Some compounds are just words joined by a hyphen to help readers, even if they aren’t modifying a noun. A good example is mother-in-law. There are many of these across the English language: twenty-four, X-ray, R-rated, first-graders, Mexican-American.
And then there are the prefixes and suffixes. Mostly, the rule goes like this: If the prefix or suffix has common uses, don’t hyphenate. If it is uncommon, hyphenate. Let’s take the prefix of non-. Common uses would be nonprofit, nonstop,
nonbonding, nonpartisan, nonnegotiable and so on.

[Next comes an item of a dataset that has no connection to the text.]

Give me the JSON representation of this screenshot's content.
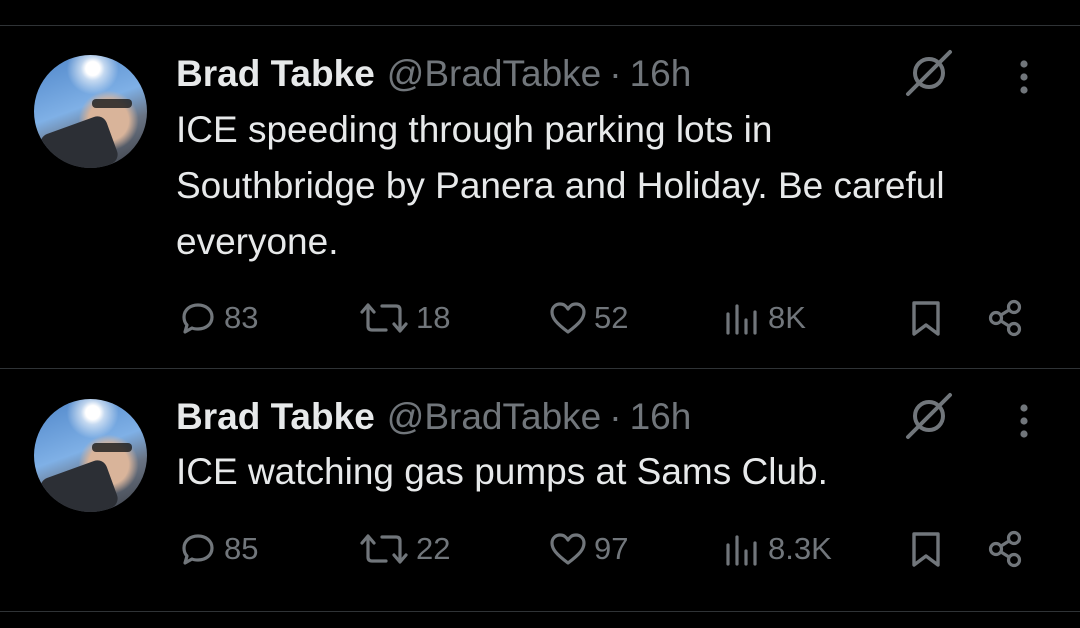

(If I were king, I would say, “The next person who hyphenates nonprofit gets the ax! Same goes for bipartisan. Use your dictionaries, people.” OK, maybe not the ax. How about a tickle feather?)
Uncommon uses would be: non-talkative, non-church-related, non-
hegemonic. And usually in those situations, writers just write “not,” as in: She was not talkative.
There are exceptions, of course. If the prefix ends in a vowel and the word it joins begins with a vowel, generally use a hyphen: re-elect, co-opting, pre-eminent.
Yes, coordinate and cooperate are exceptions to the exception.
Often, co- retains its hyphen anyway when referring to an occupation or status, whether nouns, adjectives or verbs. Examples are: co-workers, co-author, co-sign, co-star, co-pilot. However, this guideline is fading, too, because it is rather ambiguous. I wonder how long it lasts. The best thing to do with some words is use that little dictionary on your computer and go with the first example given as the predominant use. My computer dictionary already says coauthor doesn’t need a hyphen. People like to hyphenate co-worker because without a hyphen, coworker looks kind of like cow worker.
The rule of common or uncommon applies elsewhere: coexist, coequal, cofound.
All right, enough of hyphens. One thing about adverbs is they never need a hyphen. Adverbs are pretty much words that end in -ly, except family. So you never write: The strikingly-beautiful child. The adverb strikingly is modifying the adjective beautiful, not the noun child, so there is no compound and the hyphen is not needed. If you can’t remember all that, just remember not to hyphenate the -ly words.
Tribune Managing Editor Tim Engstrom’s column appears every Tuesday.